Why this matters

Most public land in the western US has no cell signal. The places worth going have no signal. If your map only works connected, it doesn't work where you actually need it. Offline state packs solve that.

Download a state pack

  1. Open the side panel (the green tab on the right edge of the map).
  2. Find the Offline maps section.
  3. Tap Download manager. You'll see a list of all 50 US states with sizes.
  4. Tap the state you want. The download starts in the background — you can keep using the map.
  5. When it's done, that state shows a green check.
Do this before you leave the house. State packs range from 50 MB (small states) to 600 MB+ (Texas, California). Use Wi-Fi at home, not your last bar of LTE in the parking lot of a gas station.

What works offline

Once a state pack is downloaded, this all keeps working with no signal:

  • The base map — every road, trail, town, contour line.
  • Public lands overlay (BLM, Forest Service, NPS, wilderness).
  • OHV areas and forest roads.
  • Topo / elevation lines.
  • Cell coverage layer (so you can see where to walk for signal).
  • Trails layer.
  • All your saved places (private and public ones already on your map).
  • GPS tracking and breadcrumb logging.
  • GPX import / export.
  • Navigate-to-pin (offline routing to a pin, straight-line guidance).

What does not work offline

Anything that needs a live API call won't work without signal. That includes:

  • Searching for new places that aren't on your saved list.
  • Loading photos for places you haven't already viewed.
  • Weather, sun, and moon data.
  • Active fire perimeters (these refresh from a live feed).
  • Tribes notice boards, applications, comments.
  • Reviewing places (you can leave a review offline; it'll sync when you reconnect).

Switching between online and offline

By default, ZoRove uses your downloaded state packs whenever they cover where you're looking, and falls back to the online map everywhere else. You shouldn't normally need to think about it.

If you want to force the app to always use online maps (e.g. you're on Wi-Fi and want the freshest possible tiles), open the Offline maps section in the side panel and toggle Use offline maps off.

Updating a state pack

State packs are rebuilt about once a month from fresh data. To pick up updates, open Download manager and tap the state — it'll re-download.

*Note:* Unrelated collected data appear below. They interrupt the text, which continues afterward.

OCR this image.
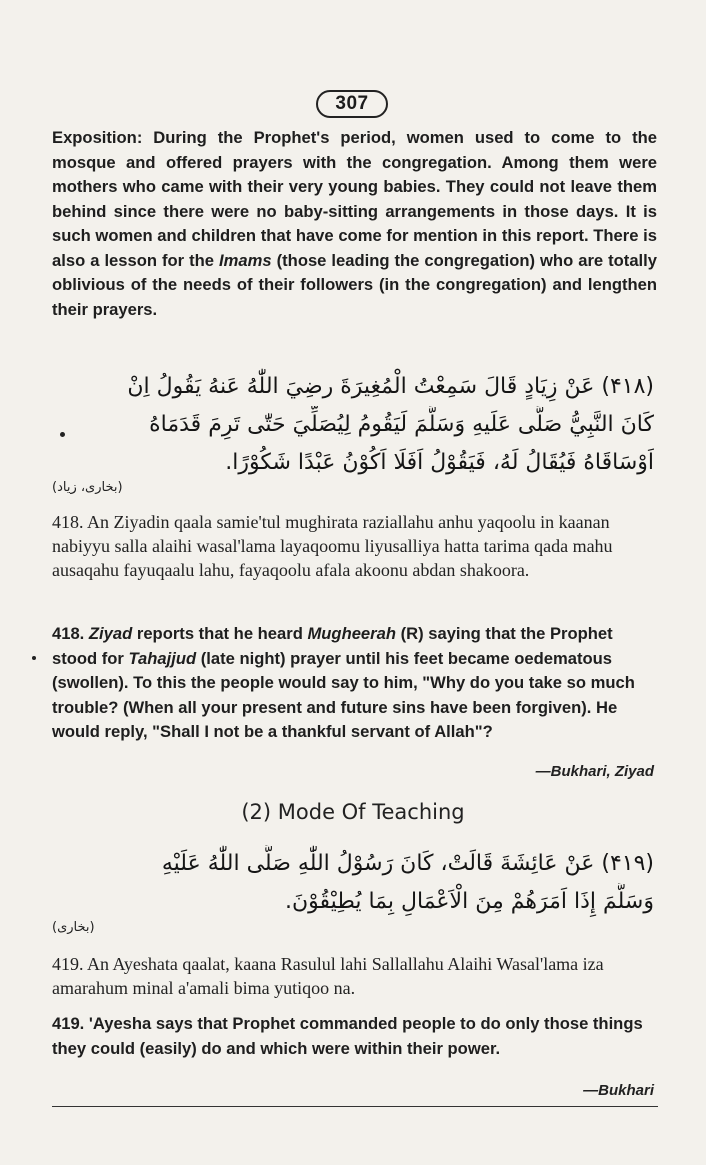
307
Exposition: During the Prophet's period, women used to come to the mosque and offered prayers with the congregation. Among them were mothers who came with their very young babies. They could not leave them behind since there were no baby-sitting arrangements in those days. It is such women and children that have come for mention in this report. There is also a lesson for the Imams (those leading the congregation) who are totally oblivious of the needs of their followers (in the congregation) and lengthen their prayers.
(۴۱۸) عَنْ زِيَادٍ قَالَ سَمِعْتُ الْمُغِيرَةَ رضِيَ اللّٰهُ عَنهُ يَقُولُ اِنْ
كَانَ النَّبِيُّ صَلَّى عَلَيهِ وَسَلَّمَ لَيَقُومُ لِيُصَلِّيَ حَتّٰى تَرِمَ قَدَمَاهُ
اَوْسَاقَاهُ فَيُقَالُ لَهُ، فَيَقُوْلُ اَفَلَا اَكُوْنُ عَبْدًا شَكُوْرًا.
(بخاری، زیاد)
418. An Ziyadin qaala samie'tul mughirata raziallahu anhu yaqoolu in kaanan nabiyyu salla alaihi wasal'lama layaqoomu liyusalliya hatta tarima qada mahu ausaqahu fayuqaalu lahu, fayaqoolu afala akoonu abdan shakoora.
418. Ziyad reports that he heard Mugheerah (R) saying that the Prophet stood for Tahajjud (late night) prayer until his feet became oedematous (swollen). To this the people would say to him, "Why do you take so much trouble? (When all your present and future sins have been forgiven). He would reply, "Shall I not be a thankful servant of Allah"?
—Bukhari, Ziyad
(2) Mode Of Teaching
(۴۱۹) عَنْ عَائِشَةَ قَالَتْ، كَانَ رَسُوْلُ اللّٰهِ صَلَّى اللّٰهُ عَلَيْهِ
وَسَلَّمَ إِذَا اَمَرَهُمْ مِنَ الْاَعْمَالِ بِمَا يُطِيْقُوْنَ.
(بخاری)
419. An Ayeshata qaalat, kaana Rasulul lahi Sallallahu Alaihi Wasal'lama iza amarahum minal a'amali bima yutiqoo na.
419. 'Ayesha says that Prophet commanded people to do only those things they could (easily) do and which were within their power.
—Bukhari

The old version is replaced atomically; your existing downloads keep working until the new one finishes.

Background auto-updates are coming. Right now you have to trigger updates manually. Auto-updating state packs over Wi-Fi while the app is closed is on the roadmap.

Storage and removing packs

State packs live in browser storage on web and in app storage on Android. To free space, open Download manager and tap the trash icon on any downloaded state.

If you're tight on storage, only keep the states you're actively using. You can always re-download.

Custom area downloads

Sometimes you only need a national forest, not a whole state. Custom area downloads are coming — you'll be able to draw a rectangle on the map and download just that area. Until then, state packs are the way.